Implementation note (correcting the Design below). The Design section assumed read_chain_virtual_cluster reads arbitrary unaligned offsets. That was wrong: read_raw_sectors (and the multi-sector branch of read_cluster_sectors) floored the start to a 512-byte sector and dropped sub-sector tails, so a window whose start/end was not 512-aligned (only possible when bs is not a multiple of 512) read the wrong bytes. Per the operator's choice of full arbitrary-bs parity, this was fixed at the root cause: both primitives now read an arbitrary sub-sector byte range (covering boundary sectors via a scratch, exact-byte copy), with the sector-aligned fast path byte-identical so other readers are unaffected. convert_to_raw uses a carry scheme (write whole output sectors per flush, carry the sub-sector remainder) and the host sizes dd raw output to round_up(out_vsize, 512) (qemu-img dd's rule, verified empirically). Result: windowed dd -O raw is byte- AND size-identical to qemu-img dd for any bs. For phase 4: the read primitives are already byte-accurate, so the structured writers only need the read-loop windowing + output-metadata/size handling, not another reader fix.

Prompt

Before responding to questions or discussion points in this document, explore the instar codebase thoroughly. Read relevant source files, understand existing patterns (VMM structure, guest operation layout, shared crate conventions, call table ABI, format parsing, test infrastructure), and ground your answers in what the code actually does today. Do not speculate about the codebase when you could read it instead. Flag any uncertainty explicitly rather than guessing.

Mission

Make the guest honour the dd input window for raw output. After this phase, instar dd with skip=/count=/non-default bs= is byte-identical to qemu-img dd for -O raw (the default), across the full window matrix — including sub-sector-aligned windows, short final blocks, and the empty-output (count=0 / skip-past-EOF) cases.
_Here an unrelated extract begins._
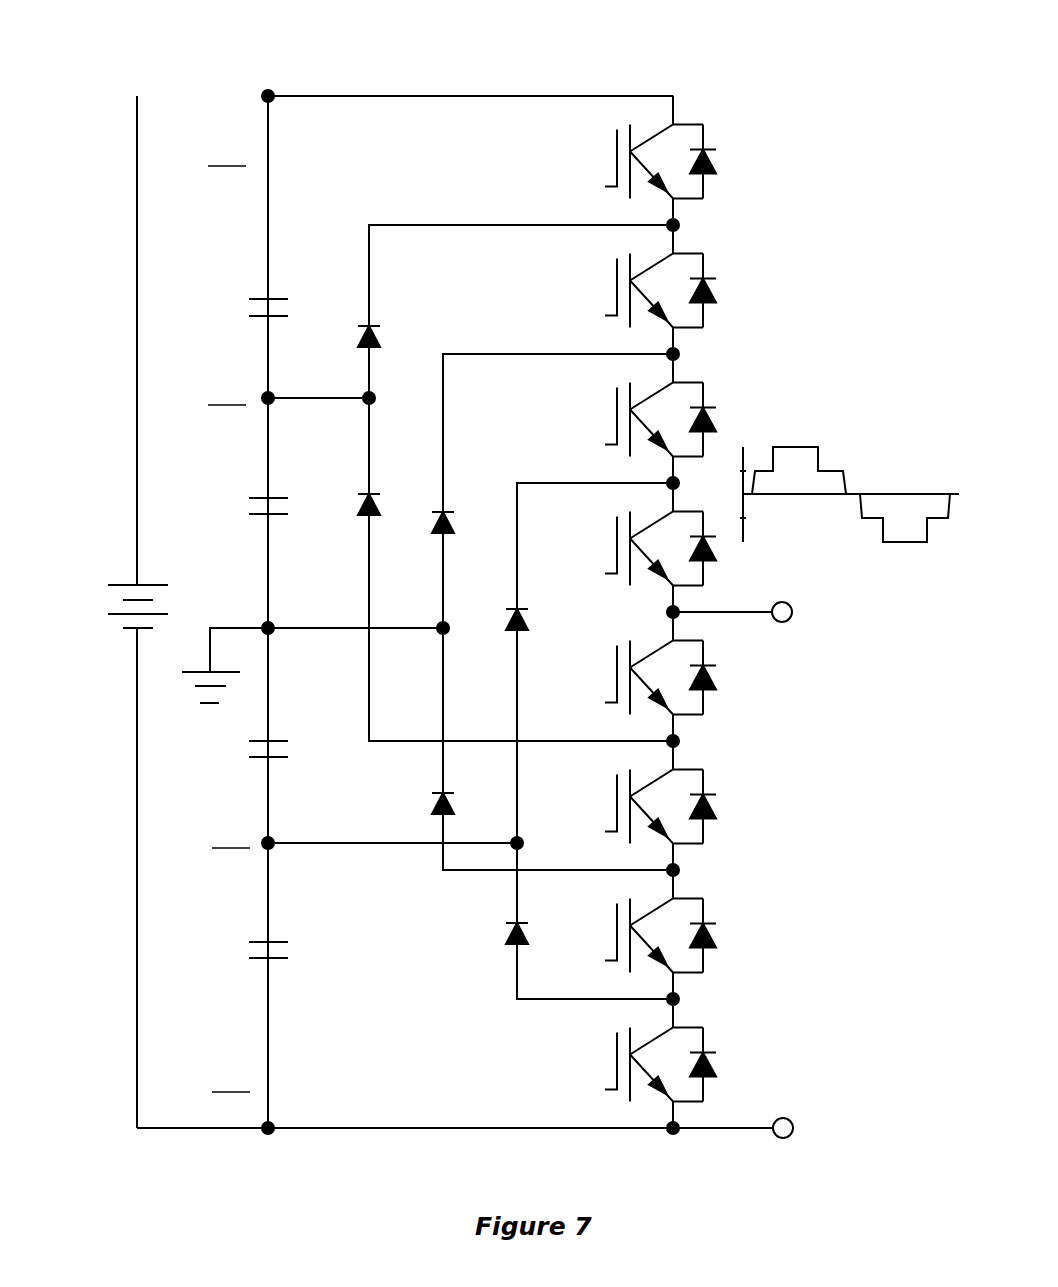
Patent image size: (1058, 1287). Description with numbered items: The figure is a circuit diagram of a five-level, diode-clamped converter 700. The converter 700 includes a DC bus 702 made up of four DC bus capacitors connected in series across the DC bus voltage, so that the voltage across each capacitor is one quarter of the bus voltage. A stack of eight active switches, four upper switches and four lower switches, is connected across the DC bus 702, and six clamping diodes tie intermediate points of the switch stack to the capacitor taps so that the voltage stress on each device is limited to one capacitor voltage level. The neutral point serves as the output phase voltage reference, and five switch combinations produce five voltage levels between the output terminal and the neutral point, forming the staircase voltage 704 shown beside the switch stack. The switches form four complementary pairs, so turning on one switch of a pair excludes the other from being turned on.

The diode-clamped converter 700 is at (424, 33).
The DC bus 702 is at (215, 257).
The staircase voltage 704 is at (877, 424).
Today the guest's convert_to_raw copies [0, virtual_size) and ignores FLAG_DD_WINDOW and the window_start/window_end fields the host already writes. This phase teaches it to copy [window_start, window_end) to output offset 0, and fixes the host so dense raw output is truncated to the exact out_vsize.

Non-raw formats (-O qcow2|vmdk|vpc|vhdx) still ignore the window after this phase — they are phase 4. So windowed dd to a non-raw format remains incorrect until then; this is the documented intermediate state (see Caveat).

Design

The change is small because the hard parts are already handled

Grounding established two facts that make this phase a focused edit rather than a rewrite:

  1. read_chain_virtual_cluster (src/crates/qcow2/src/lib.rs ≈ 5044) reads an arbitrary byte count from an arbitrary byte offset — it computes intra_offset = virtual_offset % cluster_size and read_cluster_sectors copies sub-sector ranges. So the guest may read directly from an unaligned window_start (e.g. skip=1 bs=512 ⇒ 512); no floor-alignment or head-shift gymnastics are needed.
  2. Output addressing stays sector-aligned automatically. convert_to_raw accumulates a fixed output_sector_size per flush. If the loop starts at window_start and the output sector index is computed as (accum_start - window_start) / output_sector_size, then because each flush advances accum_start by exactly output_sector_size (small-cluster branch) or by chunk_size which is a power-of-two multiple of output_sector_size (large-cluster branch), (accum_start - window_start) is always a whole multiple of output_sector_size. The output sectors come out 0, 1, 2, … with no sub-sector misalignment, regardless of how unaligned window_start is.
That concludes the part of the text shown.